The human IBC xenograft model, MARY-X, captures the IBC signature phenotype (i.e.tumor emboli grow exclusively within the murine lymphatic and blood vessels). The MARY-X in vitro spheroids and in vivo tumor emboli form on the basis of an, overexpressed, intact E-cadherin/α,β-catenin axis and exhibit a gain in cellular organization. The overexpression of the intact, E-cadherin/α,β-catenin axis is also consistent with human IBC. This provides an in vitro model with tractable in vivo applications.
Design: The major impediment to treating breast cancer patients is the resistance of lymphovascular emboli to therapeutics. To investigate we 1) developed a novel ex vivo approach of fresh tissue sectioning and treatment of breast cancer specimens (n=20) which were analyzed by immunohistochemistry (IHC), 2) IHC analysis of retrospective cases of both IBC (n=10) (with and without neoadjuvant therapy) and non-IBC (n=10) paying particular attention to lymphovascular emboli and 3) validated data in MARY-X, a pre-clinical model of IBC.
Results: Tissue sections (200 μm) of both the primary tumor and associated metastases followed by exposure to therapeutic agents allows for an efficient analysis of treatment response.
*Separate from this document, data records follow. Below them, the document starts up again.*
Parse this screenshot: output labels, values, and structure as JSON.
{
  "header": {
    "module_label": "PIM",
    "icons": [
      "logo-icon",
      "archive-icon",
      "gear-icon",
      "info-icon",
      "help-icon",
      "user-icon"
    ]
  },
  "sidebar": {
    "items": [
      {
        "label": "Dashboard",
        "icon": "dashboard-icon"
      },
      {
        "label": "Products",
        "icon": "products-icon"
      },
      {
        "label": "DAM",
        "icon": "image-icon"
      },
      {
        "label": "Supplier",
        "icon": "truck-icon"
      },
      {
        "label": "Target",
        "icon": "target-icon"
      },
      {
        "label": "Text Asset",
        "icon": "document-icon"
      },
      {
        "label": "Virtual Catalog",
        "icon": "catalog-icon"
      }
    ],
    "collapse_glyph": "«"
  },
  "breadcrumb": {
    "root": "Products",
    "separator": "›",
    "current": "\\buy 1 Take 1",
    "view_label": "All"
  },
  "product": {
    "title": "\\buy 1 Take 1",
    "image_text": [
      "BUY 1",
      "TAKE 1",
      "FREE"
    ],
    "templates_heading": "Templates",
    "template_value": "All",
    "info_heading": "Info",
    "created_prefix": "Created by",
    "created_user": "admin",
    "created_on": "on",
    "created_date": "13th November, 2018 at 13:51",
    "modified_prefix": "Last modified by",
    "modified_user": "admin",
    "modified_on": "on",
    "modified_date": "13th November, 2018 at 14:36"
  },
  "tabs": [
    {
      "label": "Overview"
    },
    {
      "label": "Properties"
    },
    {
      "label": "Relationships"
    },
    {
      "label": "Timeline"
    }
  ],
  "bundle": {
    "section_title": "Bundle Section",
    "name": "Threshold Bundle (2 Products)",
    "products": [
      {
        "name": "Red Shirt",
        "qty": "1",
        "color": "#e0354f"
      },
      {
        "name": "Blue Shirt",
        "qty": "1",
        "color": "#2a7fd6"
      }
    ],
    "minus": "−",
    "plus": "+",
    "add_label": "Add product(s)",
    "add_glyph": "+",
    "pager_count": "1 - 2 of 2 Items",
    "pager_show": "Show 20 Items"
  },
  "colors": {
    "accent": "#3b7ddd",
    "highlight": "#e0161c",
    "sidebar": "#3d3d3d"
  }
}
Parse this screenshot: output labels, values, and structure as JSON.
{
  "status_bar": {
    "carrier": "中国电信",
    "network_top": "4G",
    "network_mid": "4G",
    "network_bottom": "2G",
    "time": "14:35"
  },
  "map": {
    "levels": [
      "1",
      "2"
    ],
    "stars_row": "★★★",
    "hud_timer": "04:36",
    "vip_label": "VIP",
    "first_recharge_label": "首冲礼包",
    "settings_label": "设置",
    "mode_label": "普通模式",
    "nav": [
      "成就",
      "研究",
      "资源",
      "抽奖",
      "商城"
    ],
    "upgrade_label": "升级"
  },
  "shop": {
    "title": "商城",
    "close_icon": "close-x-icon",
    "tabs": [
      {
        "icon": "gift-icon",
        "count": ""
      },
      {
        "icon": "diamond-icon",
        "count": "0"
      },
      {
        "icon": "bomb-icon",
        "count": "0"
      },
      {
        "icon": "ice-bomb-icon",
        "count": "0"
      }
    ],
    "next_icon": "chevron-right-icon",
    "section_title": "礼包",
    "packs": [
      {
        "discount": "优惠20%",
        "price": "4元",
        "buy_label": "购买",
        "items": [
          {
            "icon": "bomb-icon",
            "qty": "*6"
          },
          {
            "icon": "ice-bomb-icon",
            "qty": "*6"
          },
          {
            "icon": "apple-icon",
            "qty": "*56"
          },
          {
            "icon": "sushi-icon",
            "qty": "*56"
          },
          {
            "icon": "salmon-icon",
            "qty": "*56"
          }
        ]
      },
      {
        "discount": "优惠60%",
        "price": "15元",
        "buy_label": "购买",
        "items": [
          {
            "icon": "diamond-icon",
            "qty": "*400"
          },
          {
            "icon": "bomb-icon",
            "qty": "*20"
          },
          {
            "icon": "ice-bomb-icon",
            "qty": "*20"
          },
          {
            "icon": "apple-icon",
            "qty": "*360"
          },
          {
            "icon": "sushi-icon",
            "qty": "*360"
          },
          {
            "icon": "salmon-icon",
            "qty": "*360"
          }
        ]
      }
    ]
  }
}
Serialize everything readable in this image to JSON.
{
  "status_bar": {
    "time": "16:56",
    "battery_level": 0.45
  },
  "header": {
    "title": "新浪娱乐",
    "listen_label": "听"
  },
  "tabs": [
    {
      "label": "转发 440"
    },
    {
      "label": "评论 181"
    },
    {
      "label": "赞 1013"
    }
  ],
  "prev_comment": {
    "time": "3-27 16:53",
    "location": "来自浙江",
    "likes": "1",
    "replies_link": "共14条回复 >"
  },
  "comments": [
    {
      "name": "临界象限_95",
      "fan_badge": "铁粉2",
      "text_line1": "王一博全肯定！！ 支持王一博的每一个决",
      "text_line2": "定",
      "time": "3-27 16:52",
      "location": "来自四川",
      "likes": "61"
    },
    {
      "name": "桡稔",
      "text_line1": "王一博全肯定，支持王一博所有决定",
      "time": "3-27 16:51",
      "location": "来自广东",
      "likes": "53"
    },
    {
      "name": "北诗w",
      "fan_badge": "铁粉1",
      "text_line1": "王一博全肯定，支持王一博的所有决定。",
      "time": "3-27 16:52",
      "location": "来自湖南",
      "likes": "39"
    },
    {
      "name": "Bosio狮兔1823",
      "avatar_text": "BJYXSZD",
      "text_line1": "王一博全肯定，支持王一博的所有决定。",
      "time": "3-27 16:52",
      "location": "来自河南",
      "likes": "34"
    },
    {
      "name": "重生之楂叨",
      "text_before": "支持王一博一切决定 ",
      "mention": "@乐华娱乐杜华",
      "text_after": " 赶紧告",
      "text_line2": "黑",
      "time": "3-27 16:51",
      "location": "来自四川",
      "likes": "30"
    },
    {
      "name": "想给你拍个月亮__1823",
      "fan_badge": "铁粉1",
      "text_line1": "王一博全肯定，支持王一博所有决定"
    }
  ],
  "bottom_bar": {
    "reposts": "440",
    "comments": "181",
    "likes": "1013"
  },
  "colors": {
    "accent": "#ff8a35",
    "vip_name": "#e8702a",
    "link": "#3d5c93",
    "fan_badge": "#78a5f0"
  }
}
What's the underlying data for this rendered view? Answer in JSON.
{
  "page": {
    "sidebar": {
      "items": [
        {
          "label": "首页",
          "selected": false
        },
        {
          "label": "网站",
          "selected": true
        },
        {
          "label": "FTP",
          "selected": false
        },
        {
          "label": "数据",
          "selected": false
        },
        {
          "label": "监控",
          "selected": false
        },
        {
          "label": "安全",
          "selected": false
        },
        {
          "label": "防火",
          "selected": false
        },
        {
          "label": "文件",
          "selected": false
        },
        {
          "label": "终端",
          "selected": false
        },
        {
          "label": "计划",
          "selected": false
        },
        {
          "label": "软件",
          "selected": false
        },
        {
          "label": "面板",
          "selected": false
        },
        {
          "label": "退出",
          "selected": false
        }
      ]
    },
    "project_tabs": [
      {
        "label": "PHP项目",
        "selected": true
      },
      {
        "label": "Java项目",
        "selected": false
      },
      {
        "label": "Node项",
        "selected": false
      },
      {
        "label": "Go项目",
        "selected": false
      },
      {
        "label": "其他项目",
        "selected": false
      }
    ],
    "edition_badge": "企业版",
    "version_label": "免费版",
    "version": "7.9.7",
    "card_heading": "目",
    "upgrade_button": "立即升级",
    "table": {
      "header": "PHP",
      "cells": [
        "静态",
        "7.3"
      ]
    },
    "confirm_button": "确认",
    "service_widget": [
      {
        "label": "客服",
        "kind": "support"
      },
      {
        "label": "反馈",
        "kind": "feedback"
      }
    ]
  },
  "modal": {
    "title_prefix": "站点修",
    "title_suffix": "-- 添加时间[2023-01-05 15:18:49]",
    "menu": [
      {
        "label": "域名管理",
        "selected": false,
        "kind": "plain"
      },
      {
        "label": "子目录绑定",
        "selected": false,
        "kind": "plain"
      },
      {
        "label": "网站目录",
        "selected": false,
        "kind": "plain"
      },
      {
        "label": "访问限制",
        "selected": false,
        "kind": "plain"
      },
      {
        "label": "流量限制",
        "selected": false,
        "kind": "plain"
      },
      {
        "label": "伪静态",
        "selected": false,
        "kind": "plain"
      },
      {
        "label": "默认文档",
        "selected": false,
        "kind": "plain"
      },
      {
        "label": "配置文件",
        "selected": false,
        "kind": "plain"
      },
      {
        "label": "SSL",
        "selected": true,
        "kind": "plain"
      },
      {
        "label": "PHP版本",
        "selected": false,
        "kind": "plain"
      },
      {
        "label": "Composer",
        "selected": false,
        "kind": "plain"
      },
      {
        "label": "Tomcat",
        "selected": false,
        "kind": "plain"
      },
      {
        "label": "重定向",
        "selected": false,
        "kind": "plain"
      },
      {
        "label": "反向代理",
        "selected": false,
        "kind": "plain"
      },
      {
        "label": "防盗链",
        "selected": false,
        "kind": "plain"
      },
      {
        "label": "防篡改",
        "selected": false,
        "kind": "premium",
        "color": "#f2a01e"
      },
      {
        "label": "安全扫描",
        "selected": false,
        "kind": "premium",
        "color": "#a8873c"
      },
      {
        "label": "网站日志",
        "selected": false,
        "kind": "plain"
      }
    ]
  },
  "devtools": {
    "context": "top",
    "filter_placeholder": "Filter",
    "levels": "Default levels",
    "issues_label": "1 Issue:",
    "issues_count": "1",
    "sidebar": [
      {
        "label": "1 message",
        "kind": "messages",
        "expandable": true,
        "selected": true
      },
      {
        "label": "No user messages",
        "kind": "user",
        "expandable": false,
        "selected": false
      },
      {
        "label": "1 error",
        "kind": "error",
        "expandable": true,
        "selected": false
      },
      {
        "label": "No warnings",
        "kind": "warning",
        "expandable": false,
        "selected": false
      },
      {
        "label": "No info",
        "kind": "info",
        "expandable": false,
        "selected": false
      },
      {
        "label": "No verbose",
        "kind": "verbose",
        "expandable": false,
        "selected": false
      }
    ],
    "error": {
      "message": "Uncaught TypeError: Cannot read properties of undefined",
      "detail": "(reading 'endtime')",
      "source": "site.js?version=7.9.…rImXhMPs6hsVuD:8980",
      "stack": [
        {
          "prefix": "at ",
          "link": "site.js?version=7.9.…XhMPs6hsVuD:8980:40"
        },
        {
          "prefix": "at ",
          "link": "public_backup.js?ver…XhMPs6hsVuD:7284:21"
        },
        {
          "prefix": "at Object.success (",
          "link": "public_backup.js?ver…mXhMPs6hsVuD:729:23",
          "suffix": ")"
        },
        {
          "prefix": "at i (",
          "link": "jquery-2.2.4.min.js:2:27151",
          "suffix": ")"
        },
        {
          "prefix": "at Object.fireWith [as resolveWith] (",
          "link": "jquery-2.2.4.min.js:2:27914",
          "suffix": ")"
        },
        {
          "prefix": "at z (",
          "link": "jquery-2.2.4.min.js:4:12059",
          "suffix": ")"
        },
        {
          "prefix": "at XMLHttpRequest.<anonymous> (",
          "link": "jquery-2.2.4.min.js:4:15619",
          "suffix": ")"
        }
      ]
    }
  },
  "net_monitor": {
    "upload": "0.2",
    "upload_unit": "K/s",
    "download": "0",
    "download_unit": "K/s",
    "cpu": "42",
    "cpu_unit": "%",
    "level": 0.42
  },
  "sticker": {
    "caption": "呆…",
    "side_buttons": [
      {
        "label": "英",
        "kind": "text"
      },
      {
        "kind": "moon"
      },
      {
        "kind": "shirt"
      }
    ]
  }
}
Tight aggregates (spheroids) of previously loosely-associated infiltrating ductal carcinoma (IDC) nests formed in response to treatment in the primary tumor and metastases and do not undergo apoptosis. Persistent expression or re-expression of E-cadherin was found in resistant side populations.
Conclusions: The findings suggest that the mere formation of tight aggregates due to molecular changes of breast carcinoma can confer resistance to therapy. Identification of these molecular changes offers new therapeutic strategies.